No thank you. I don’t want to see our city leaders spend one second thinking about permitting a bike share or dealing talking about it after the way the well was poisoned by them and Pronto. The unfortunate reality is we tried bike share and it failed for now, it is going to need to be 3-5 years before there will be any political capital to go after it again. All the people who are riding bikes but didn’t use pronto are sitting here watching a scared SDOT afraid to implement the MBP because they burned their capital on this.
It set back bike safety and construction for years because the council, SDOT, and the Mayor gave Jason Rantz and co. prime ammunition with Pronto and Kubly for the last year.

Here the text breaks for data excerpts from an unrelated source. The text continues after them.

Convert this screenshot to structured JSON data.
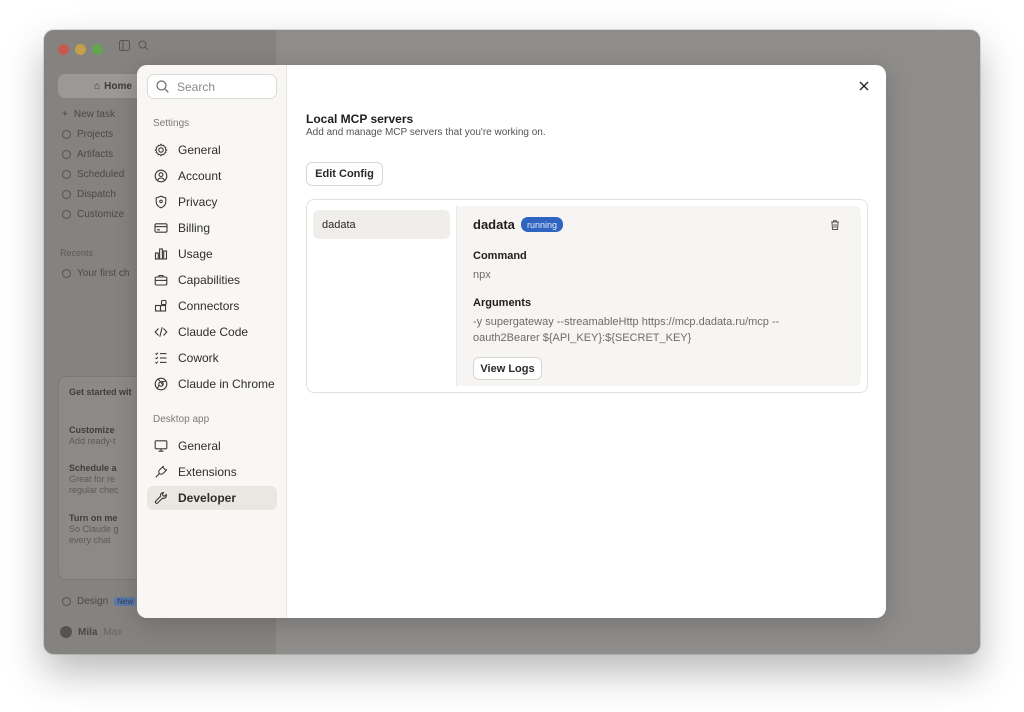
{
  "background": {
    "home_label": "Home",
    "nav_items": [
      "New task",
      "Projects",
      "Artifacts",
      "Scheduled",
      "Dispatch",
      "Customize"
    ],
    "recents_label": "Recents",
    "recent_item": "Your first ch",
    "card": {
      "title": "Get started wit",
      "items": [
        {
          "title": "Customize",
          "sub1": "Add ready-t",
          "sub2": ""
        },
        {
          "title": "Schedule a",
          "sub1": "Great for re",
          "sub2": "regular chec"
        },
        {
          "title": "Turn on me",
          "sub1": "So Claude g",
          "sub2": "every chat"
        }
      ]
    },
    "design_label": "Design",
    "design_badge": "New",
    "user_name": "Mila",
    "user_plan": "Max"
  },
  "sidebar": {
    "search_placeholder": "Search",
    "settings_label": "Settings",
    "settings_items": [
      "General",
      "Account",
      "Privacy",
      "Billing",
      "Usage",
      "Capabilities",
      "Connectors",
      "Claude Code",
      "Cowork",
      "Claude in Chrome"
    ],
    "desktop_label": "Desktop app",
    "desktop_items": [
      "General",
      "Extensions",
      "Developer"
    ],
    "active_item": "Developer"
  },
  "main": {
    "title": "Local MCP servers",
    "subtitle": "Add and manage MCP servers that you're working on.",
    "edit_config_label": "Edit Config",
    "servers": [
      "dadata"
    ],
    "detail": {
      "name": "dadata",
      "status": "running",
      "command_label": "Command",
      "command_value": "npx",
      "arguments_label": "Arguments",
      "arguments_value": "-y supergateway --streamableHttp https://mcp.dadata.ru/mcp --oauth2Bearer ${API_KEY}:${SECRET_KEY}",
      "view_logs_label": "View Logs"
    }
  },
  "colors": {
    "status_badge": "#2f64c1",
    "traffic_red": "#e5584f",
    "traffic_yellow": "#e3b33c",
    "traffic_green": "#5fbe45"
  }
}
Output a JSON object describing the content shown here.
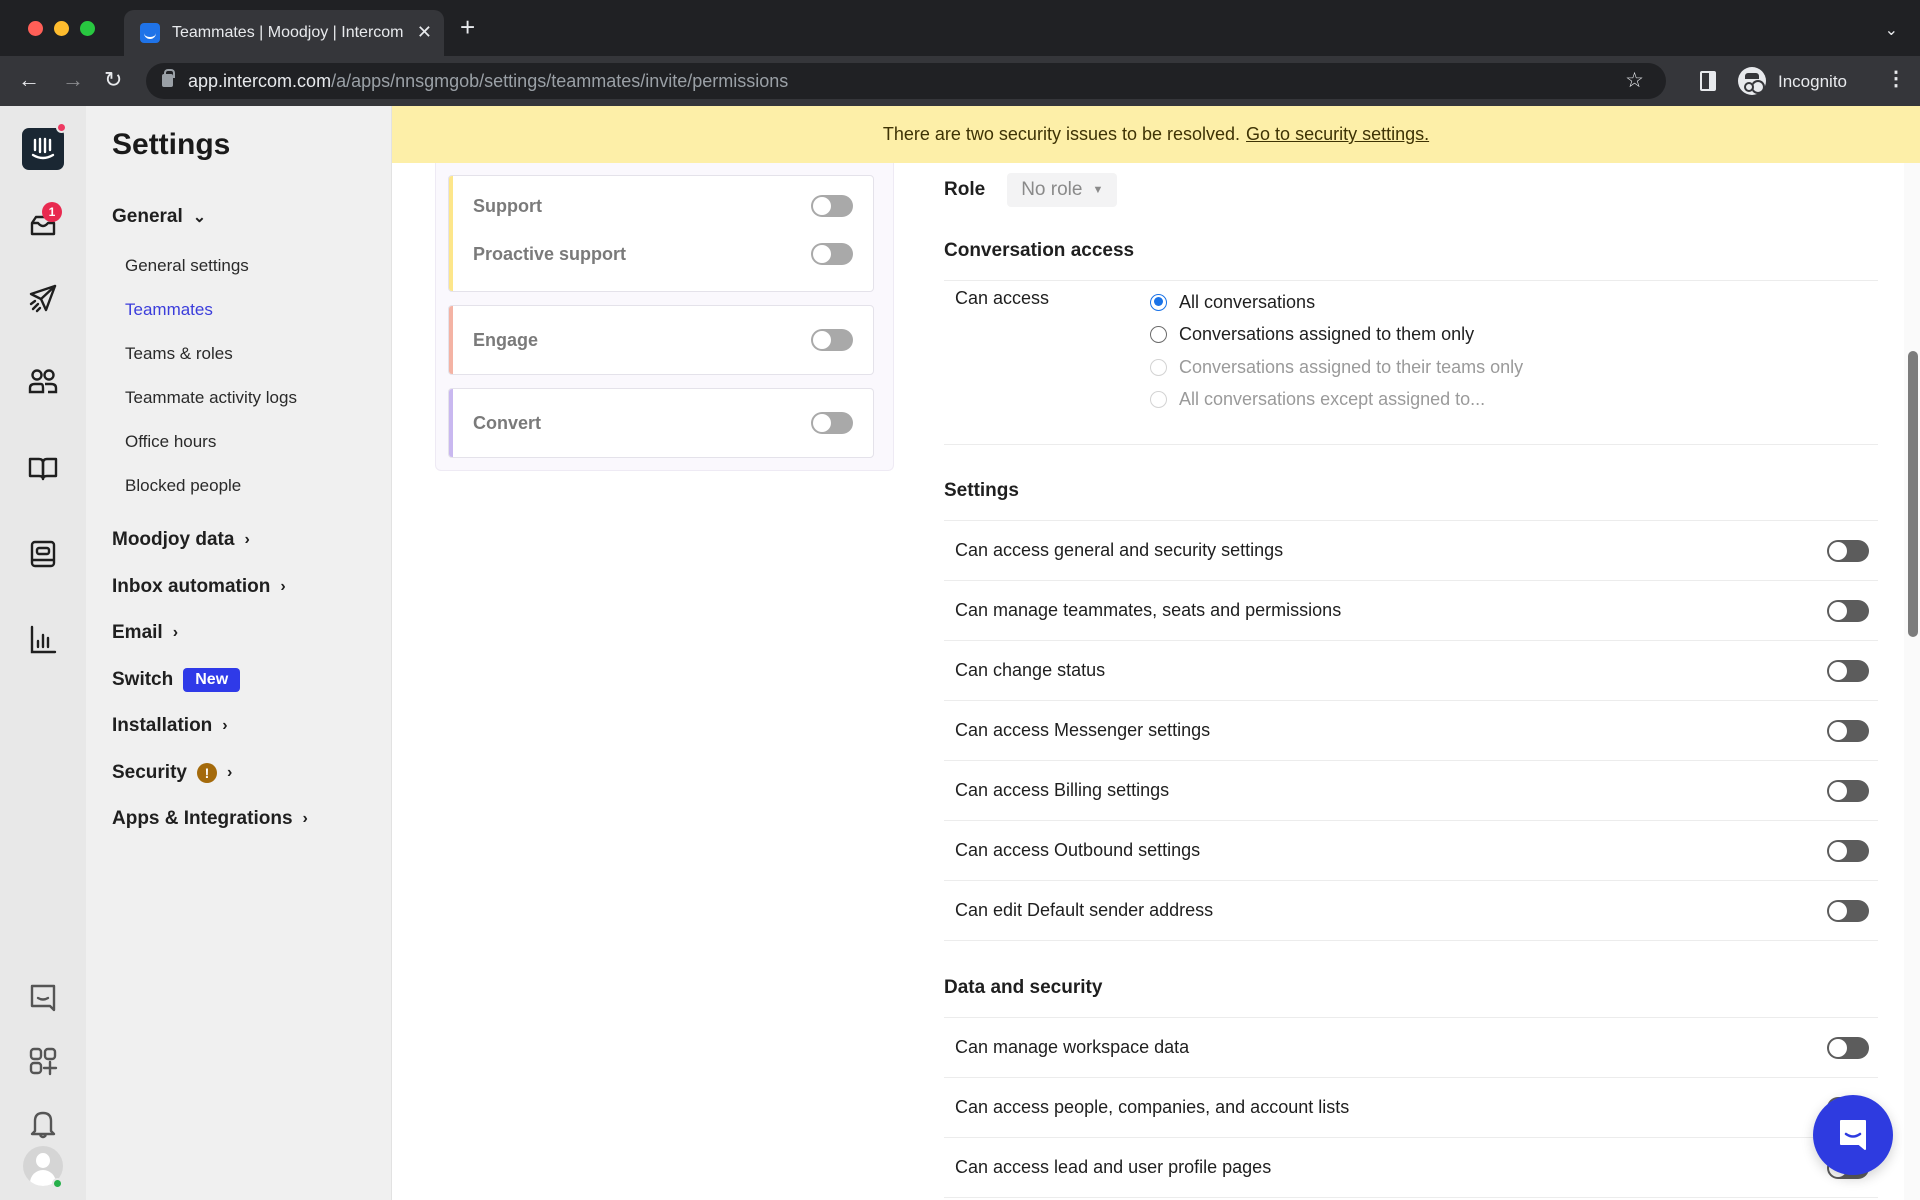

Plus a drawn out permit process is just another opportunity for Murray to act like he is doing something on bikes. No, go build the MBP projects and get us a connected downtown, then come back to bike share. Who wants bikes that are randomly parked around downtown when there is one bike path in downtown that doesn’t connect outside of it? That was even identified as one of the reasons Pronto didn’t succeed, that must be fixed first.
I couldn’t disagree more. If it’s a simple system with reliable, working bikes, I’m confident people will use it. People ride bikes all over this city without use of dedicated bike infrastructure. More will ride when we have it, but ease of use and adequate station density (if stations end up being a thing in the new system) will remove the primary obstacles that stood in the way of Pronto succeeding.
[…] death may clear space for private bike-share to arrive in force. In which case, I say good […]
Do any of the private “dockless” (or small dock?) bike share systems mentioned provide e-assist bikes?
[…] Stationless bike share (33:10) […]
[…] on crafting permits and legislation that would help the city deal with an influx of new cyclists. [Seattle Bike Blog , Seattle Weekly […]
Very interesting developments happening in Seattle.
We here at VeloMetro are watching with keen eyes, as we too would like to launch our take on “dockless bike share” in Seattle. We have developed a dockless bike sharing network using electric-assist, fully enclosed trikes. Similar to car2go, our members pay for use by the minute.
Learn more here: http://www.rideveemo.com
Too tempting, have to comment on this. These trikes look really cool and I’d love to try one. On the other hand, they are rather large and probably should not be used or parked on the sidewalk. Many of Seattle’s sidewalks are only 6′ wide and often that’s encumbered by signs, utility poles, shrubs, … Bringing these trikes here would open up some discussion on what is a bike versus a scooter. But, bring them !
Bikes aren’t allowed on the sidewalks typically. Just roads and bike lanes.
Pretty clear cut on the scooter vs ebike differences. Pedals and power limits.
Yes – Please bring VeloMetro to Seattle!
Based on the photos, these vehicles look too large to park in bike racks or on sidewalks. Will need to use on-street motorcycle or car parking spaces.
The City of Seattle already has a program for this. Car2Go pays the city an annual fee for members to use metered on-street parking spots for free. VeloMetro use could also park their vehicles anywhere legal for cars to park.